Continuing a conversation from back in March, I took Liam's suggestion
of using a PCI SATA adapter. I ended up getting a card with a SiI3114
chipset. I actually got the card a while ago, but took my sweet time
getting around to installing it.
The good: The card is bootable, and with only a SATA drive on it the
machine will boot Linux and FreeDOS. Linux will recognize both SATA and
IDE drives in any combination and configuration.

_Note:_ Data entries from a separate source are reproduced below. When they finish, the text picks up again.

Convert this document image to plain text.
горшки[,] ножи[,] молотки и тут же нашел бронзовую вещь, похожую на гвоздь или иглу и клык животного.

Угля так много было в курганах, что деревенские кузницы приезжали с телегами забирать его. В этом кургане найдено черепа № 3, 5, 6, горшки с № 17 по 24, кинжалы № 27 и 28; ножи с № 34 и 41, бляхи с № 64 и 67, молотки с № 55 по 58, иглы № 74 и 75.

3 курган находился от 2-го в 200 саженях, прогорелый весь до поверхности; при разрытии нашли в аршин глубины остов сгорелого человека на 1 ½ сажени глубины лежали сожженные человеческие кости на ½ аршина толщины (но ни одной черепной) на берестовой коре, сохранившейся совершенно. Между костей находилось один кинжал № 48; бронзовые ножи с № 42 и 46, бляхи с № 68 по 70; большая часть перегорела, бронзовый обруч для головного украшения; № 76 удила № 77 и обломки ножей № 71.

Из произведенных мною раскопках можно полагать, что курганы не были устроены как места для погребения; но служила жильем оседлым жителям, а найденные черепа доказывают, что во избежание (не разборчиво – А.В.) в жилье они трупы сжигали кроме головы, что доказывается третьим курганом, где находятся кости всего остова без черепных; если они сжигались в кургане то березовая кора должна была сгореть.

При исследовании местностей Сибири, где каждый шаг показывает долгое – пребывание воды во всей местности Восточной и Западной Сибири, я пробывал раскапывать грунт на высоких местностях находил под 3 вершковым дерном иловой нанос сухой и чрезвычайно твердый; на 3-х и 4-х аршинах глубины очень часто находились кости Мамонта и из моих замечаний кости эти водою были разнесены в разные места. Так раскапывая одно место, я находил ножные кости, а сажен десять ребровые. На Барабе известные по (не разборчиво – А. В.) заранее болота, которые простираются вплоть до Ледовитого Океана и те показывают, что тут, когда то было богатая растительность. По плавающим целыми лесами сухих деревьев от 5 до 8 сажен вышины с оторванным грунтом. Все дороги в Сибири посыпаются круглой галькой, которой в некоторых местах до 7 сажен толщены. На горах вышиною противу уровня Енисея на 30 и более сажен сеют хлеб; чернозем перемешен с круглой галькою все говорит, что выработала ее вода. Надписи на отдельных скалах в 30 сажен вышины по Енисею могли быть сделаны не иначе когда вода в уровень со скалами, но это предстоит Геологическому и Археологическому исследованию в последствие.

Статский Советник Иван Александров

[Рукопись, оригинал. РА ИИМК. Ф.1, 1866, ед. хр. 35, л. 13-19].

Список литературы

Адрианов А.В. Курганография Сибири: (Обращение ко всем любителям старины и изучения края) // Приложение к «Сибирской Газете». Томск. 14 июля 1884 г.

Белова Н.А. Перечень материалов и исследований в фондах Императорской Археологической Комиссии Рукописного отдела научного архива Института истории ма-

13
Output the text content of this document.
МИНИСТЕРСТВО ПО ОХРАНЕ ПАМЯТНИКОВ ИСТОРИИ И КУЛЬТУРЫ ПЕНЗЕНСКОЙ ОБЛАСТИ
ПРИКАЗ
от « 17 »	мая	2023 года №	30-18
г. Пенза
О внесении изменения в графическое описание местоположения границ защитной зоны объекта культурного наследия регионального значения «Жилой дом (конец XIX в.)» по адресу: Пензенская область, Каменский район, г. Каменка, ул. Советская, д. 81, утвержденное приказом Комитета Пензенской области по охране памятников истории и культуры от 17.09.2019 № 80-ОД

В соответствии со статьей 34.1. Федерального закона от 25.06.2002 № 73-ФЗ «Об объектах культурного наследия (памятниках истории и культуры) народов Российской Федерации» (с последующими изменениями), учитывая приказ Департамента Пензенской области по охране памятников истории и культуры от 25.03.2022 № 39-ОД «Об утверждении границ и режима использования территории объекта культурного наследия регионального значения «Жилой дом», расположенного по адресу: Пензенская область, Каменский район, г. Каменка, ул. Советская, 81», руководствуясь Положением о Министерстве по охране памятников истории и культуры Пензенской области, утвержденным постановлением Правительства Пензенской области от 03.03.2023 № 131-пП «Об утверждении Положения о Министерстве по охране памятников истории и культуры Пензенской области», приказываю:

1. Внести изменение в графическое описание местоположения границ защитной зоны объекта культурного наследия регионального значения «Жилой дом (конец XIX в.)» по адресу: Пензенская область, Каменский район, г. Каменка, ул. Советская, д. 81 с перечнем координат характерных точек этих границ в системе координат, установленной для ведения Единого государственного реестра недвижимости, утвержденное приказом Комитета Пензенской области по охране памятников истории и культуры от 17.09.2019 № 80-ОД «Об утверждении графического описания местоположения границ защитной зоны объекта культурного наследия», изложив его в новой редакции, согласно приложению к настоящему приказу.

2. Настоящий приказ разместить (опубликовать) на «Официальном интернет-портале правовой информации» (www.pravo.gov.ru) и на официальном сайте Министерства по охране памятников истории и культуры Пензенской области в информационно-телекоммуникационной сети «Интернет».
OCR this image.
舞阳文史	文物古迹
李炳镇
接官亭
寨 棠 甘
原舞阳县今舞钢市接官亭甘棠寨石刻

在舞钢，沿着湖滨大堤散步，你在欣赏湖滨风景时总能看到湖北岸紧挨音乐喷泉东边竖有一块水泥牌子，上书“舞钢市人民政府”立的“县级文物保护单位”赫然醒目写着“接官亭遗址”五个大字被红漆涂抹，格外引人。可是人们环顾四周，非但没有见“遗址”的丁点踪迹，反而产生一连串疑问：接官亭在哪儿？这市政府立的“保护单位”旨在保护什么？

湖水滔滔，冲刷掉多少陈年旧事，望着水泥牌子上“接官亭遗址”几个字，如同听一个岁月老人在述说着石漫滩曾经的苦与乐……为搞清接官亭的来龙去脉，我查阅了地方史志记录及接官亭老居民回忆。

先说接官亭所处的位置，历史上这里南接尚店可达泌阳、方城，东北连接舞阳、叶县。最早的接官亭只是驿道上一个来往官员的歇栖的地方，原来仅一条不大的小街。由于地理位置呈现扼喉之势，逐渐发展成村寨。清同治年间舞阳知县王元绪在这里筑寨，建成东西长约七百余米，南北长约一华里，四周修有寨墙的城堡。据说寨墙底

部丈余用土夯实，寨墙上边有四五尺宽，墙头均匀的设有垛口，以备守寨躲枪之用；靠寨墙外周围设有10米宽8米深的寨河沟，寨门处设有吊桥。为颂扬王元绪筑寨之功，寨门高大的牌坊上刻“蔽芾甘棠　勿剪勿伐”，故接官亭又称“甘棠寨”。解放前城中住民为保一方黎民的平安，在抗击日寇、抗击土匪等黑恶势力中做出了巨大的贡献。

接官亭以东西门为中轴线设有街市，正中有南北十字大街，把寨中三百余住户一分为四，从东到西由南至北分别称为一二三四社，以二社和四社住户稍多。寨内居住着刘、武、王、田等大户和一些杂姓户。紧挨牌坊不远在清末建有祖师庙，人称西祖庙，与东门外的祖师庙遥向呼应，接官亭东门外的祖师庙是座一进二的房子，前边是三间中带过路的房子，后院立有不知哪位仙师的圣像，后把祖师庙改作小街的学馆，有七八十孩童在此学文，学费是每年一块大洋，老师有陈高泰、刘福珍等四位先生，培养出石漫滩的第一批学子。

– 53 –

The bad: My configuration includes MS-DOS 6, which will not see any
drives on the SATA card at all, so a mixed configuration is required,
despite Liam's warnings. This does have consequences:
The ugly: If the IDE drive is mounted on the secondary IDE channel,
neither MS nor FreeDOS will see the IDE drive. If the IDE drive is
mounted on the primary IDE channel, the SATA card is not bootable (the
BIOS seems to try booting from the primary IDE channel and then gives up
without passing boot off to the SATA card, so Grub has to be on the IDE
disk), but at least both MS and FreeDOS will see the IDE disk. FreeDOS
itself will still see the SATA disk. However, in this configuration
FreeDOS fdisk claims to find no fixed disks. MS fdisk claims a bogus HDD
size, so only Linux tools can be used to reliably partition the disk
(despite giving dire warnings about messing with FAT volumes containing
bootable MS-DOS systems). My configuration includes Win95 (though I can
run most of what I'd run there on other machines, so it's not as
critical). Win95 has no drivers for the SATA card (earliest drivers are
WDM drivers, so Win98 at the earliest). Win98 is supposed to support the
card, but its installer seems to run completely under DOS, and doesn't
give an opportunity to load drivers before installing, so it only sees
the IDE disk. Because of my BIOS's limitations in dealing with large
drives, it will take some finagling of partition sizes and locations to
allow both DOS 6 and Win98 to boot from the IDE disk whilst giving both
a decent amount of space (though hopefully Win98 will be able to use a
FAT32 partition on the SATA disk as a data/program disk once the drivers
are installed).
Still, despite everything under "the ugly", the most crucial elements of
my configuration are up and running with a lot more space than they used
to have.
Jon Brase
On 3/11/21 4:37 AM, Liam Proven wrote:
I do not see any info about what the host machine is. If it is new
enough to have PCI slots, then a SATA controller with a BIOS of its
own should, in theory, bypass all this nightmare. Citation with model
recommendations:
https://www.vogons.org/viewtopic.php?t=62958
A firmware-equipped SATA controller (i.e. not some cheap thing that
just adds additional ports and is not bootable) will appear to the PC
as a SCSI controller and its firmware will take over the INT13 BIOS
calls for disk access completely.
If you do decide to go that route, though, I advise _against_ mixing
SATA and EIDE/PATA disks. Let the SATA controllers' firmware take over
completely and do not use the motherboard's EIDE channels at all.